Mr. Burton went to see Mr. Frank Walton, the supervisor for the Dan River District at that time. Mr. Walton expressed interest in the idea and made a few contacts of his own. Mr. James Combs, Superintendent of Pittsylvania County Schools, was one of those contacts. Realizing it would be of great advantage to the school system if the area could benefit from the different federal programs which were available, Mr. Combs pledged his support.
Support grew within the community and a meeting was held to initiate plans to organize a community action agency in Pittsylvania County. Attending the meeting were the members of the Board of Supervisors, School Superintendent Combs, Assistant School Superintendent Charles Hagberg, and many community representatives, including Mr. Burton, Mr. Clyde Banks (President of the NAACP), Reverend Frank Greene, Mr. Jesse Clark, members of the NAACP, Mr. Albert Tippet (Principal of Northside High School), and Mr. William Turner (Principal of Southside High School).
Following these meetings, Mr. Clyde Banks was elected to be the first president of the Board of Directors, and Mr. Burton, who were members of the Personnel Committee, hired Mr.
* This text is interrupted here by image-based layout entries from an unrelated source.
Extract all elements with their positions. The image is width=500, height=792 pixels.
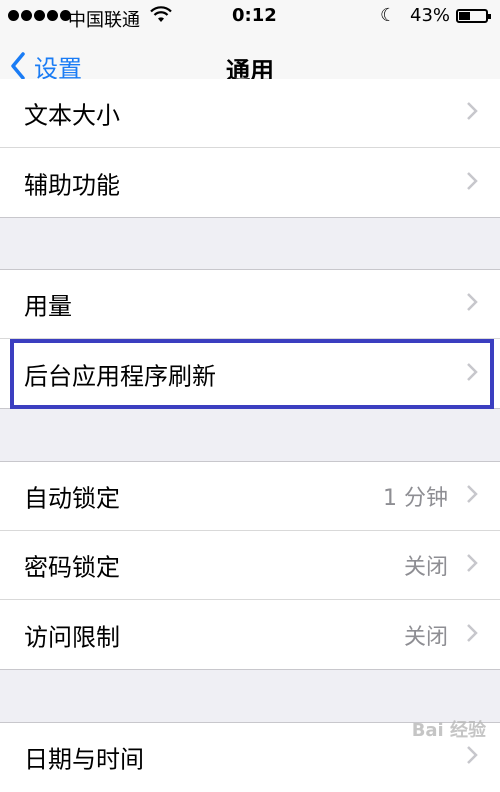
list-item-restrictions[interactable]: 访问限制 关闭 (0, 600, 500, 669)
row-value: 1 分钟 (383, 486, 448, 511)
battery-icon (456, 9, 491, 23)
chevron-right-icon (466, 745, 478, 769)
chevron-right-icon (466, 101, 478, 125)
chevron-right-icon (466, 553, 478, 577)
row-label: 后台应用程序刷新 (24, 362, 216, 390)
list-item-background-app-refresh[interactable]: 后台应用程序刷新 (0, 339, 500, 408)
chevron-right-icon (466, 623, 478, 647)
chevron-right-icon (466, 484, 478, 508)
settings-group-display: 文本大小 辅助功能 (0, 79, 500, 218)
chevron-right-icon (466, 171, 478, 195)
row-label: 自动锁定 (24, 484, 120, 513)
list-item-auto-lock[interactable]: 自动锁定 1 分钟 (0, 462, 500, 531)
wifi-icon (150, 6, 172, 29)
carrier-name: 中国联通 (68, 10, 140, 31)
settings-group-lock: 自动锁定 1 分钟 密码锁定 关闭 访问限制 关闭 (0, 461, 500, 670)
clock-time: 0:12 (232, 5, 277, 26)
row-label: 文本大小 (24, 101, 120, 130)
row-label: 日期与时间 (24, 745, 144, 774)
row-label: 访问限制 (24, 623, 120, 651)
signal-dots-icon (8, 10, 71, 21)
row-value: 关闭 (403, 555, 448, 580)
settings-group-usage: 用量 后台应用程序刷新 (0, 269, 500, 409)
moon-icon: ☾ (380, 5, 397, 26)
row-label: 用量 (24, 292, 72, 321)
list-item-accessibility[interactable]: 辅助功能 (0, 148, 500, 217)
status-bar: 中国联通 0:12 ☾ 43% (0, 0, 500, 34)
list-item-passcode-lock[interactable]: 密码锁定 关闭 (0, 531, 500, 600)
list-item-usage[interactable]: 用量 (0, 270, 500, 339)
battery-percent: 43% (410, 5, 451, 26)
chevron-right-icon (466, 292, 478, 316)
row-label: 密码锁定 (24, 553, 120, 582)
row-value: 关闭 (403, 624, 448, 650)
row-label: 辅助功能 (24, 171, 120, 199)
list-item-text-size[interactable]: 文本大小 (0, 79, 500, 148)
watermark-logo: Bai 经验 (411, 720, 486, 741)
chevron-right-icon (466, 362, 478, 386)
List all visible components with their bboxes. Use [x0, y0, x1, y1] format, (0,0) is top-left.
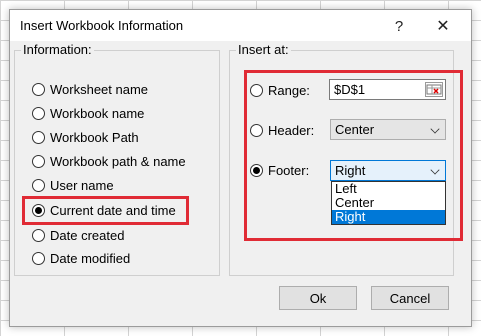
radio-icon[interactable]: [32, 106, 45, 120]
option-label: Workbook Path: [50, 129, 139, 145]
option-label: User name: [50, 177, 114, 193]
option-user-name[interactable]: User name: [32, 176, 114, 194]
option-workbook-name[interactable]: Workbook name: [32, 104, 144, 122]
option-date-modified[interactable]: Date modified: [32, 249, 130, 267]
information-group-label: Information:: [21, 42, 94, 57]
option-label: Workbook path & name: [50, 153, 186, 169]
option-label: Workbook name: [50, 105, 145, 121]
radio-icon[interactable]: [32, 251, 45, 265]
radio-icon[interactable]: [32, 178, 45, 192]
option-label: Date created: [50, 227, 125, 243]
option-worksheet-name[interactable]: Worksheet name: [32, 80, 148, 98]
title-bar: Insert Workbook Information ? ✕: [10, 10, 471, 41]
close-button[interactable]: ✕: [428, 14, 458, 38]
radio-icon[interactable]: [32, 228, 45, 242]
radio-icon[interactable]: [32, 82, 45, 96]
insert-at-group-label: Insert at:: [236, 42, 291, 57]
option-label: Date modified: [50, 250, 131, 266]
option-date-created[interactable]: Date created: [32, 226, 124, 244]
dialog-title: Insert Workbook Information: [20, 18, 184, 33]
radio-icon[interactable]: [32, 130, 45, 144]
radio-icon[interactable]: [32, 154, 45, 168]
ok-button[interactable]: Ok: [279, 286, 357, 310]
option-workbook-path[interactable]: Workbook Path: [32, 128, 139, 146]
highlight-box-date-time: [22, 196, 189, 225]
option-workbook-path-and-name[interactable]: Workbook path & name: [32, 152, 186, 170]
option-label: Worksheet name: [50, 81, 149, 97]
help-button[interactable]: ?: [384, 14, 414, 38]
cancel-button[interactable]: Cancel: [371, 286, 449, 310]
highlight-box-insert-at: [244, 70, 463, 241]
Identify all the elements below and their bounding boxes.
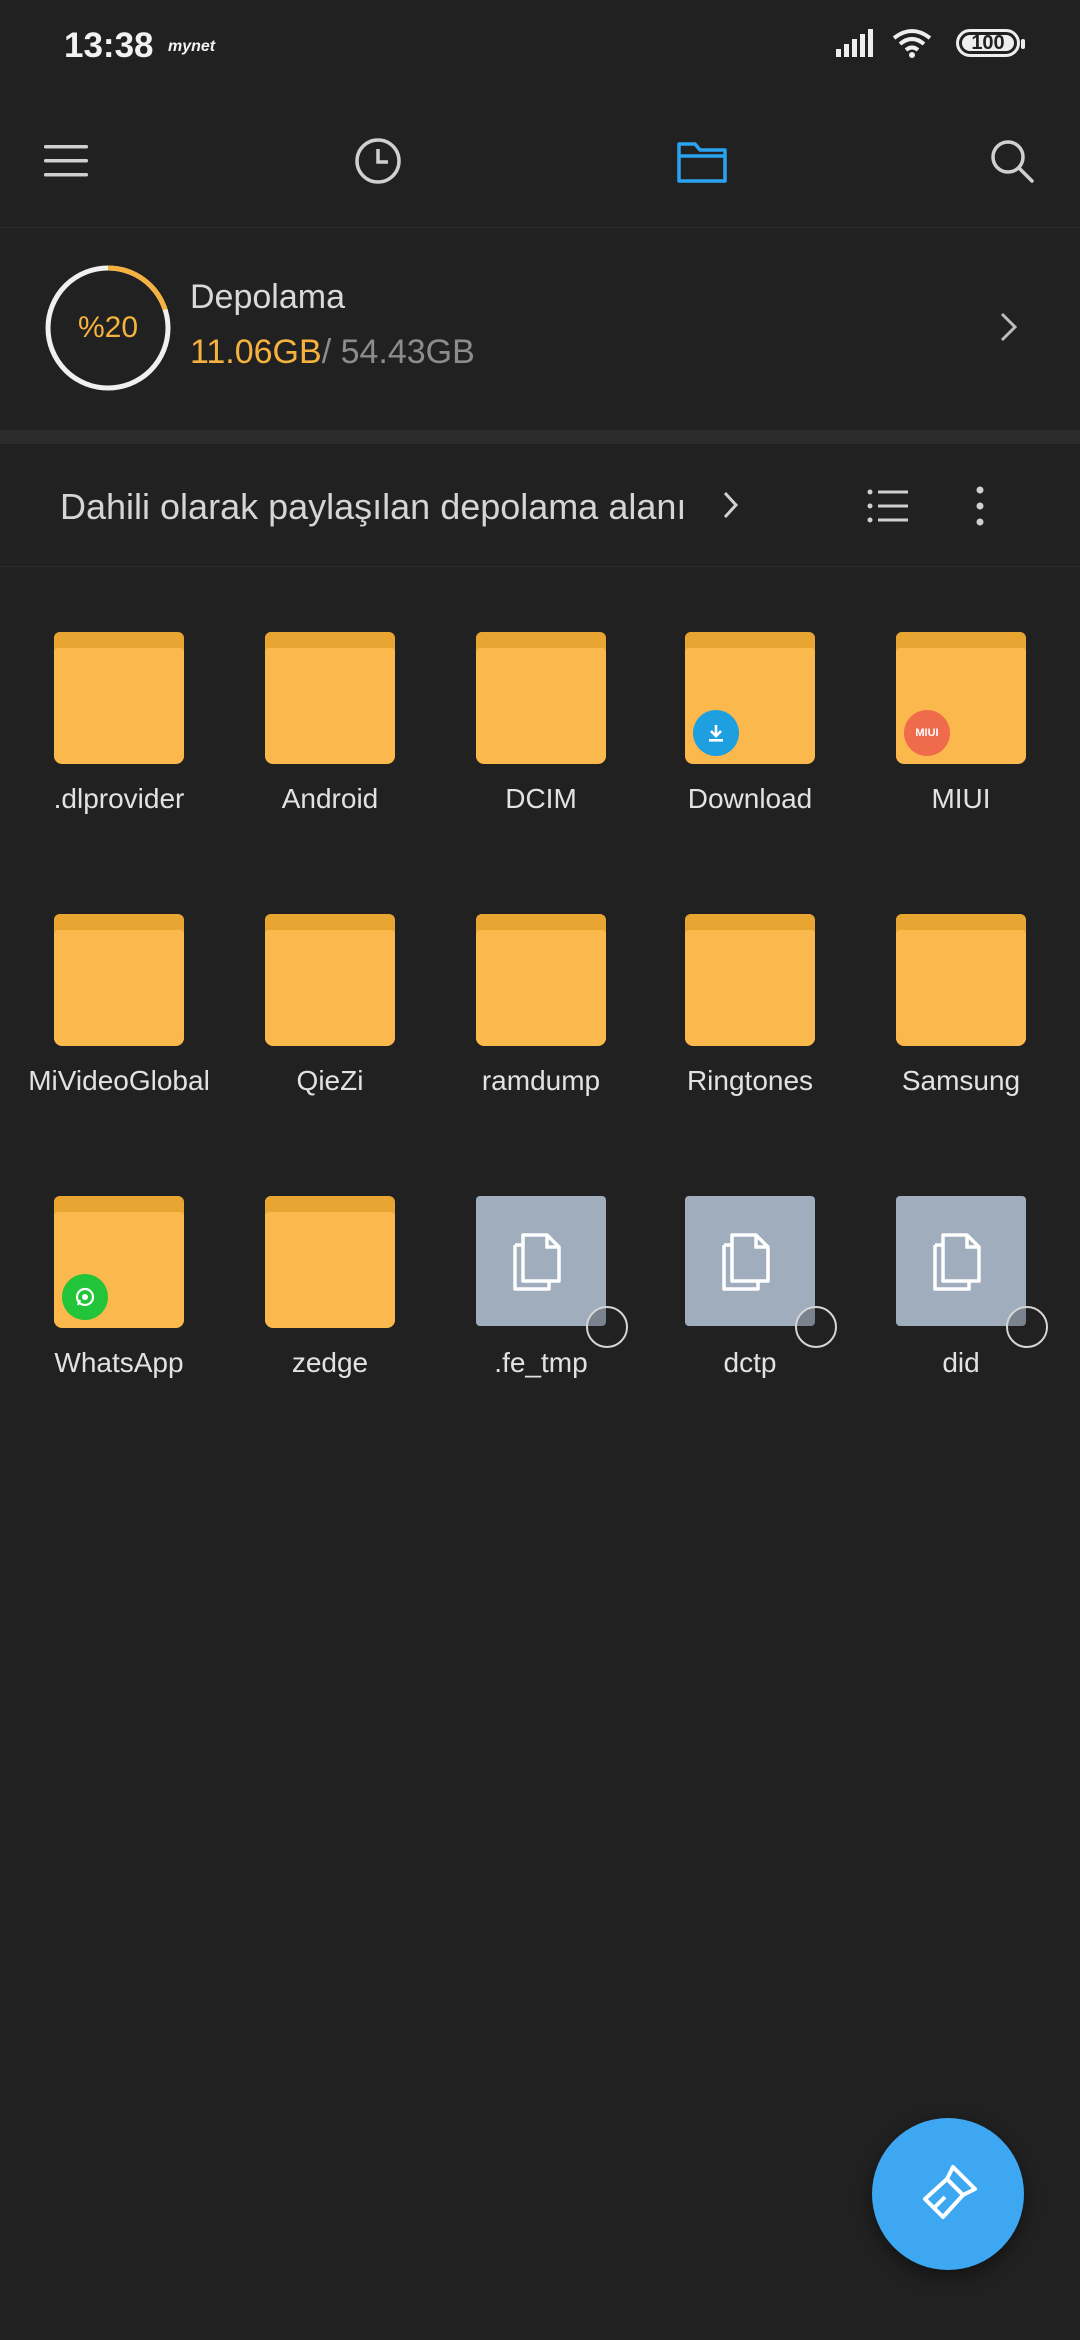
file-item[interactable]: dctp (645, 1196, 855, 1380)
folder-icon (474, 632, 608, 766)
status-bar: 13:38 mynet 100 (0, 0, 1080, 95)
battery-indicator: 100 (956, 29, 1025, 57)
search-icon (991, 140, 1034, 183)
folder-icon: MIUI (894, 632, 1028, 766)
folder-icon (683, 914, 817, 1048)
folder-icon (52, 632, 186, 766)
folder-icon (683, 632, 817, 766)
folder-item[interactable]: Ringtones (645, 914, 855, 1098)
folder-item[interactable]: zedge (225, 1196, 435, 1380)
file-icon (894, 1196, 1048, 1348)
menu-button[interactable] (30, 125, 102, 197)
folder-icon (263, 914, 397, 1048)
status-icons: 100 (834, 28, 1025, 58)
item-label: Ringtones (686, 1065, 814, 1096)
list-view-button[interactable] (862, 480, 914, 532)
folder-item[interactable]: MIUI MIUI (856, 632, 1066, 816)
folder-item[interactable]: MiVideoGlobal (14, 914, 224, 1098)
folder-item[interactable]: QieZi (225, 914, 435, 1098)
item-label: zedge (291, 1347, 369, 1378)
folder-icon (263, 1196, 397, 1330)
storage-title: Depolama (190, 278, 345, 316)
item-label: Download (687, 783, 813, 814)
item-label: .dlprovider (53, 783, 185, 814)
file-item[interactable]: .fe_tmp (436, 1196, 646, 1380)
mynet-logo: mynet (168, 38, 216, 55)
folder-item[interactable]: ramdump (436, 914, 646, 1098)
battery-level: 100 (971, 31, 1005, 54)
search-button[interactable] (976, 125, 1048, 197)
storage-used: 11.06GB (190, 333, 322, 371)
item-label: ramdump (481, 1065, 601, 1096)
file-icon (474, 1196, 628, 1348)
chevron-right-icon (1000, 312, 1018, 342)
item-label: Samsung (901, 1065, 1021, 1096)
file-icon (683, 1196, 837, 1348)
download-badge-icon (693, 710, 739, 756)
storage-percent: %20 (77, 311, 139, 344)
folder-item[interactable]: DCIM (436, 632, 646, 816)
status-time: 13:38 (64, 26, 154, 65)
miui-badge-icon: MIUI (904, 710, 950, 756)
item-label: .fe_tmp (494, 1347, 588, 1378)
signal-icon (836, 29, 873, 57)
folder-item[interactable]: Samsung (856, 914, 1066, 1098)
folder-icon (677, 142, 727, 183)
file-item[interactable]: did (856, 1196, 1066, 1380)
storage-amount: 11.06GB/ 54.43GB (190, 333, 475, 372)
breadcrumb[interactable]: Dahili olarak paylaşılan depolama alanı (60, 486, 686, 528)
folder-item[interactable]: .dlprovider (14, 632, 224, 816)
files-tab-button[interactable] (666, 125, 738, 197)
folder-item[interactable]: Download (645, 632, 855, 816)
clean-brush-icon (923, 2165, 977, 2219)
folder-item[interactable]: Android (225, 632, 435, 816)
item-label: dctp (723, 1347, 777, 1378)
folder-item[interactable]: WhatsApp (14, 1196, 224, 1380)
item-label: DCIM (505, 783, 577, 814)
selection-checkbox[interactable] (1006, 1306, 1048, 1348)
clean-button[interactable] (872, 2118, 1024, 2270)
path-bar: Dahili olarak paylaşılan depolama alanı (0, 444, 1080, 567)
list-icon (867, 489, 908, 523)
top-toolbar (0, 95, 1080, 228)
more-options-button[interactable] (962, 480, 998, 532)
folder-icon (52, 914, 186, 1048)
menu-icon (44, 145, 88, 177)
item-label: WhatsApp (54, 1347, 184, 1378)
folder-icon (894, 914, 1028, 1048)
recent-tab-button[interactable] (342, 125, 414, 197)
item-label: MIUI (931, 783, 991, 814)
item-label: did (942, 1347, 980, 1378)
storage-total: / 54.43GB (321, 333, 475, 371)
chevron-right-icon (723, 491, 739, 519)
clock-icon (355, 138, 401, 184)
item-label: Android (281, 783, 379, 814)
folder-icon (52, 1196, 186, 1330)
selection-checkbox[interactable] (795, 1306, 837, 1348)
selection-checkbox[interactable] (586, 1306, 628, 1348)
wifi-icon (892, 29, 932, 58)
section-divider (0, 430, 1080, 444)
item-label: MiVideoGlobal (28, 1065, 210, 1096)
item-label: QieZi (296, 1065, 364, 1096)
folder-icon (474, 914, 608, 1048)
whatsapp-badge-icon (62, 1274, 108, 1320)
folder-icon (263, 632, 397, 766)
more-vertical-icon (976, 486, 984, 526)
storage-summary[interactable]: %20 Depolama 11.06GB/ 54.43GB (0, 228, 1080, 428)
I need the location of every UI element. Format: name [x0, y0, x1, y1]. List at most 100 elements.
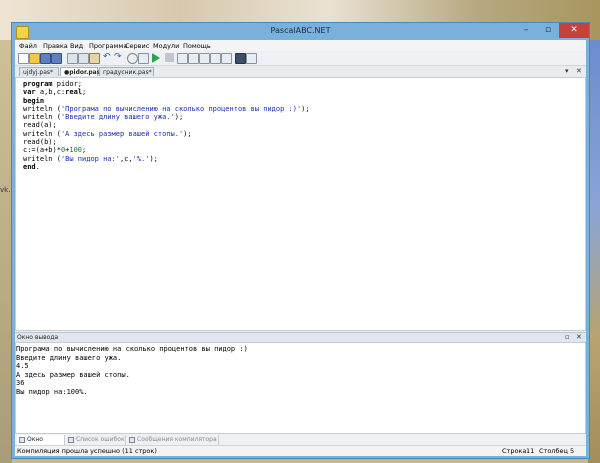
tab-compiler-messages-label: Сообщения компилятора [137, 436, 217, 443]
panel-close-icon[interactable]: ✕ [576, 333, 582, 341]
code-token: 'Введите длину вашего ужа.' [60, 113, 175, 122]
new-file-icon[interactable] [18, 53, 29, 64]
window-title: PascalABC.NET [270, 26, 331, 35]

Robert Dirk as the first Executive Director of PCCA.
Since that time, there have been three Executive Directors, including Mr. Kenneth Thorson, Rev. Charles Miller, Mr. Sherman Saunders, and Everlena B. Ross, present Executive Director.
Over the years, PCCA staff have increased to over 100 employees, with agency components doubling in size and/or operations.
PCCA has become a multi-jurisdiction agency. This agency is the designated Community Action for Pittsylvania County, the City of Danville, the City of Martinsville, and Henry County.
PCCA's success as a human service provider is evidenced by its continuing growth, the acceptance and respect it receives from the communities it serves and its ability to move forward undaunted by adversities.